Corollary 4. If the squares of the periodic times are as the squares of the radii, [then ] the centripetal forces are reciprocally as the radii, and conversely .

Or, F₁/ F₂= r₂/r₁ . If T² is proportional to r² , then from Corollary 2, (T₂²/ r₁ ) / (T₁²/ r₂ ) = r₂/r₁ and thus F₁/ F₂= r₂/r₁ .

Corollary 5. If the squares of the periodic times are as the cubes of the radii, [then] the centripetal forces are reciprocally as the squares of the radii, and conversely .

Or, F₁/ F₂= r₂²/ r₁² . If T² is proportional to r³ , then from Corollary 2, (T₂²/ r₂ ) / (T₁²/ r₁ ) = r₂²/ r₁² and thus F₁/ F₂= r₂²/ r₁² .

Scholium

The case of the fifth corollary holds true in the celestial bodies. The squares of the periodic times are as the cubes of the distances from the common center around which they revolve. Astronomers already agree that this holds true in the major planets orbiting around the sun and in the minor ones around Jupiter and Saturn .

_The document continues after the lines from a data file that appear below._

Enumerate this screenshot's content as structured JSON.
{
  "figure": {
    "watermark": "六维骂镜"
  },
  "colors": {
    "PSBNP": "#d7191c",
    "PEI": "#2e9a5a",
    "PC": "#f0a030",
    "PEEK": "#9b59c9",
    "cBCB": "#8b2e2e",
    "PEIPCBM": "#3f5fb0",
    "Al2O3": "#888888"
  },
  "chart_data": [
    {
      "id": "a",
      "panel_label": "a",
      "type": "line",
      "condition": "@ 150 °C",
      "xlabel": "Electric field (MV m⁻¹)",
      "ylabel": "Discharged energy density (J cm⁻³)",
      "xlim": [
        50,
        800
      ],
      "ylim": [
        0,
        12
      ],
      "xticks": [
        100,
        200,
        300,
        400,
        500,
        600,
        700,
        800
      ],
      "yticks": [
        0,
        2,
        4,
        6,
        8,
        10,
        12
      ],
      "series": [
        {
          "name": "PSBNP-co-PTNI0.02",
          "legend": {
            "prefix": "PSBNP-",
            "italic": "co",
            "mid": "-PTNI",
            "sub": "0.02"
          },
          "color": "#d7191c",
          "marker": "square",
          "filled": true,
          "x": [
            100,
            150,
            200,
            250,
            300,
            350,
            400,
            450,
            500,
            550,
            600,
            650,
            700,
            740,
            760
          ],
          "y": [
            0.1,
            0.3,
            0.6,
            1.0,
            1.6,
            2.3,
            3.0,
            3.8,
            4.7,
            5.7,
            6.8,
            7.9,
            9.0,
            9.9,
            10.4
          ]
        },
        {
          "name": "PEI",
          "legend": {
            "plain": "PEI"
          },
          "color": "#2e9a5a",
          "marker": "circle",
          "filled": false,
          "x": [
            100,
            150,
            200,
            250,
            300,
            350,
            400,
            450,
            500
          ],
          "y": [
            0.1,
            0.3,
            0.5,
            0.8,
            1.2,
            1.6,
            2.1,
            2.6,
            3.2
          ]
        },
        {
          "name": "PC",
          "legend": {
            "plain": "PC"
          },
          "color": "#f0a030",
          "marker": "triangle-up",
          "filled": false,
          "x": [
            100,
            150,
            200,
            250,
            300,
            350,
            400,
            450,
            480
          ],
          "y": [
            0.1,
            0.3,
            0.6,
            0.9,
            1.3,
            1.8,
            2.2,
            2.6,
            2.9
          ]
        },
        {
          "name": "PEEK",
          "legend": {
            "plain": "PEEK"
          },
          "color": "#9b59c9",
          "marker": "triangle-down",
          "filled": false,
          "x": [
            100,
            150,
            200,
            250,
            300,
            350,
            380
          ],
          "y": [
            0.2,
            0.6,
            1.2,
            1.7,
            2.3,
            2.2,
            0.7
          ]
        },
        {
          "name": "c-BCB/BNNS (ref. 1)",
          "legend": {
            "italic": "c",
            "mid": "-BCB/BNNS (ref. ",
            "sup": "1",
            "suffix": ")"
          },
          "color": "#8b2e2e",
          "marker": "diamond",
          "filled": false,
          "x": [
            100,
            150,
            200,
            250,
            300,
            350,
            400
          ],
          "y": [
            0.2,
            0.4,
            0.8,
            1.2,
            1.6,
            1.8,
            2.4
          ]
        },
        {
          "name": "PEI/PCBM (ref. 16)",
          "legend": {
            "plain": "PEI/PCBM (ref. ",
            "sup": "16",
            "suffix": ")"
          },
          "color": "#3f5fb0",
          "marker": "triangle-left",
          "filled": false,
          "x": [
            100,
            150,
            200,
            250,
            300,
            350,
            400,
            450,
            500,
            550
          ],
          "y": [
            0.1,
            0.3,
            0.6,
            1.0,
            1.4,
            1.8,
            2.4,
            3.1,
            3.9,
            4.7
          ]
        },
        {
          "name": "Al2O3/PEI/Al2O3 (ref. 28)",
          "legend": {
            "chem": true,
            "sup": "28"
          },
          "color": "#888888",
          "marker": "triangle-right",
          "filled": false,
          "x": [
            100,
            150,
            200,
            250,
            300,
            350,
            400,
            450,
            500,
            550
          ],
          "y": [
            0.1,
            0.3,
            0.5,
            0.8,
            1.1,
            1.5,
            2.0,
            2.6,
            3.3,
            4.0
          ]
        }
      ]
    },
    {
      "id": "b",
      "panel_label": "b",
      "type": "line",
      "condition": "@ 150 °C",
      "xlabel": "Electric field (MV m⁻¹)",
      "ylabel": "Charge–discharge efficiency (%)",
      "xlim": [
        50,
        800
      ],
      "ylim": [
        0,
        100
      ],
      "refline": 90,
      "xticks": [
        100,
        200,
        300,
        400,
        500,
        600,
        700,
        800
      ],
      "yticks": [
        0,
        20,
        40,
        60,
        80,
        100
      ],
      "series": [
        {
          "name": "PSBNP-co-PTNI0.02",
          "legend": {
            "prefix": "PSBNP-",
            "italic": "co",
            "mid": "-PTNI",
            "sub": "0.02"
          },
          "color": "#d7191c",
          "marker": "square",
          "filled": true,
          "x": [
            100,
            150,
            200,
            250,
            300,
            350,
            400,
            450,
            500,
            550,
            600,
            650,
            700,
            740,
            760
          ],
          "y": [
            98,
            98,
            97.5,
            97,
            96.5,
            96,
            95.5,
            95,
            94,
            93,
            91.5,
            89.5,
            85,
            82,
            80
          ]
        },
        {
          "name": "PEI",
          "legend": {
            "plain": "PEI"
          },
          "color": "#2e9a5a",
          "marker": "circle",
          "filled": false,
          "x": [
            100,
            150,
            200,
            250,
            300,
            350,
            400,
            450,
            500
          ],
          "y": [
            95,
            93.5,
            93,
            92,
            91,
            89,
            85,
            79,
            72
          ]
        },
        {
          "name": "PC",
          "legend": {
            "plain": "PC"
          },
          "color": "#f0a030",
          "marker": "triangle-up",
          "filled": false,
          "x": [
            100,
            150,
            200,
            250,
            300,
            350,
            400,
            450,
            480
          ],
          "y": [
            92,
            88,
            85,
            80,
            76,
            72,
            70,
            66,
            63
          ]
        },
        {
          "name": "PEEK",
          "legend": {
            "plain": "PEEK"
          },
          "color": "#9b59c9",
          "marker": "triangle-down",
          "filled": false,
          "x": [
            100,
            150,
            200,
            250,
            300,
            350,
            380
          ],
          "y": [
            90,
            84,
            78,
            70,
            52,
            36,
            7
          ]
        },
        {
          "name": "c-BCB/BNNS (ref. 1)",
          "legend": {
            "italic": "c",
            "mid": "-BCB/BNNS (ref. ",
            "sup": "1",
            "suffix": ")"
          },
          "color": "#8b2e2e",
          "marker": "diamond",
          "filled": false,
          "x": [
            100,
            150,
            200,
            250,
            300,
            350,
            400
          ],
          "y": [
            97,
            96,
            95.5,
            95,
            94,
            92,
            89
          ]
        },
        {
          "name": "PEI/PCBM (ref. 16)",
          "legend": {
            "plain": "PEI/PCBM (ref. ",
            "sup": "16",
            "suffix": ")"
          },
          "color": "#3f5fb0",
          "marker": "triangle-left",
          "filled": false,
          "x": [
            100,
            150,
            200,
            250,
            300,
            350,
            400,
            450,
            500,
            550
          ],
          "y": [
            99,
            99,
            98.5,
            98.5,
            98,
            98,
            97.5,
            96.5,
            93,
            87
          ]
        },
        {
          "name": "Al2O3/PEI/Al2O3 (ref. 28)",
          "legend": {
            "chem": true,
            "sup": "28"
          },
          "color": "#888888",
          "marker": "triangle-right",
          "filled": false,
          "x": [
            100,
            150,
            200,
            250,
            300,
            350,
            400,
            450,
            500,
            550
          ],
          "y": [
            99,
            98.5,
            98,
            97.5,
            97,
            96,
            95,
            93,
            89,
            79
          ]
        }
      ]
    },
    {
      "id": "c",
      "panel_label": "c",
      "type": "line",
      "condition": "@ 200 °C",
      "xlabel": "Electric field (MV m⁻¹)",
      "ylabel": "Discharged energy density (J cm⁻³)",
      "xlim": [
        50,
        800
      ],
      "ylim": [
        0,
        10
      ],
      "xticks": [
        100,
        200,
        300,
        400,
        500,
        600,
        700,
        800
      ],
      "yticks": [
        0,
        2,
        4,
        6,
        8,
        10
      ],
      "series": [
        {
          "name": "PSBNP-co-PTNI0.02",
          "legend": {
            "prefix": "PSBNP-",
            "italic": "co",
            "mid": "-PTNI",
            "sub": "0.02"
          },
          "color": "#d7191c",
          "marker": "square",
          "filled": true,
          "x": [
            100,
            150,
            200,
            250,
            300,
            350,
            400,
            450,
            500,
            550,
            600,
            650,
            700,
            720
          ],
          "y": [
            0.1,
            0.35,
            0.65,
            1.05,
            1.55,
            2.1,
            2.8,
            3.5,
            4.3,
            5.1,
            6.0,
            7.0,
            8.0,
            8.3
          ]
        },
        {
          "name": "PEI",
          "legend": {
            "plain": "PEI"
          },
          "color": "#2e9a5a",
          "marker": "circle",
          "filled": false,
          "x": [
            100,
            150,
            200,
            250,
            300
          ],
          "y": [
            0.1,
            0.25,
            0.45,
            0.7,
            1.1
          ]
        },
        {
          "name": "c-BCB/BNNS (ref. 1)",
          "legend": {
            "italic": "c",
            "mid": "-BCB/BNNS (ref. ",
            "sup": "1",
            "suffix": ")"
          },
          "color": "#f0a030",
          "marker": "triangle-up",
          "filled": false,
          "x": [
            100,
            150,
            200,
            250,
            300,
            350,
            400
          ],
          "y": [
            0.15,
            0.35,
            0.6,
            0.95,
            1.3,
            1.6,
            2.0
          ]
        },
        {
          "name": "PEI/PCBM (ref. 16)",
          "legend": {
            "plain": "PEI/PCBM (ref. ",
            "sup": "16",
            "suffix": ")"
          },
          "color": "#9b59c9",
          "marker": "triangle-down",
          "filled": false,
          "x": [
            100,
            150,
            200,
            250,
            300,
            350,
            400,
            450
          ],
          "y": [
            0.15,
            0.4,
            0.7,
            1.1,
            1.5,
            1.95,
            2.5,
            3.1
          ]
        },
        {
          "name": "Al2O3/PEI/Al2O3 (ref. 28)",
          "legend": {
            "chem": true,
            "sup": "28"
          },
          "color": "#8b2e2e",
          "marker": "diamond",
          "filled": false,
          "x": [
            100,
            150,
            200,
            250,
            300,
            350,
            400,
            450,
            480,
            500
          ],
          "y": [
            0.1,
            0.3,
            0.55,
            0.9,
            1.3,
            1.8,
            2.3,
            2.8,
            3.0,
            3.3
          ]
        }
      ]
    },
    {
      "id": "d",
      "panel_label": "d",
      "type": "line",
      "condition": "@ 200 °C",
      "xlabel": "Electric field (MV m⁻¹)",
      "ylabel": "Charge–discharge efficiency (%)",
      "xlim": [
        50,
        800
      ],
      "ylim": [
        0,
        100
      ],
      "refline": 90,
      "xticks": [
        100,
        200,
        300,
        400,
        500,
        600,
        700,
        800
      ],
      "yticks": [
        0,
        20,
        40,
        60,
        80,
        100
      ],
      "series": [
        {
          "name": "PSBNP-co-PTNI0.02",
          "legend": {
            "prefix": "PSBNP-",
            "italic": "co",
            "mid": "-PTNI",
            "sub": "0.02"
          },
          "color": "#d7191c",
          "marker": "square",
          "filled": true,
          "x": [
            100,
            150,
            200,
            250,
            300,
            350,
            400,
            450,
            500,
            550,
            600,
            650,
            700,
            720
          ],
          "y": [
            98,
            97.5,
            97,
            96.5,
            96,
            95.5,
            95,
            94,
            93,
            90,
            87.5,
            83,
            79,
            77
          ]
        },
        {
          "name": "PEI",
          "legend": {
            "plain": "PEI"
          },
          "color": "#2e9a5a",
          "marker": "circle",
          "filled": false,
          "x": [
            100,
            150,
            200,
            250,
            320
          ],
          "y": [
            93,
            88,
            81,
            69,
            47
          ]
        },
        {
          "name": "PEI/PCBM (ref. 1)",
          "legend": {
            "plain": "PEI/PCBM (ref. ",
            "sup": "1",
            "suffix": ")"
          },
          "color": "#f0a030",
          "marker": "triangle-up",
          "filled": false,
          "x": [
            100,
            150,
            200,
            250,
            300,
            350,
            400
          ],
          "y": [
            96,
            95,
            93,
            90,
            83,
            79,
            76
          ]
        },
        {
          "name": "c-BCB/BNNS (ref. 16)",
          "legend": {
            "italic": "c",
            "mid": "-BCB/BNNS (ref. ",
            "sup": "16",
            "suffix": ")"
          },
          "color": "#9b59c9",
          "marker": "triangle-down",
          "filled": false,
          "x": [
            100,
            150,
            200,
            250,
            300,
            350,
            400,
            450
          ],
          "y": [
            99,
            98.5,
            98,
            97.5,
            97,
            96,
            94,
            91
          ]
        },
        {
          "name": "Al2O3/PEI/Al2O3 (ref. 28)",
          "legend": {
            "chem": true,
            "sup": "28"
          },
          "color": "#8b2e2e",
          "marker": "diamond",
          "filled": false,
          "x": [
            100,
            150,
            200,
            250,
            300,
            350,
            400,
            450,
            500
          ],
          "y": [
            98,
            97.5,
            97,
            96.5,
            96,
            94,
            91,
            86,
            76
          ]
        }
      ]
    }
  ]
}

Newton did not give credit here to Kepler for the relationship in this scholium, but the result is found in Book 5 of Kepler's World Harmony (1619).^[24] In Theorem 4 of this tract, Newton demonstrates that for elliptical motion the square of the period is as the cube of the transverse (major) axis of the ellipse.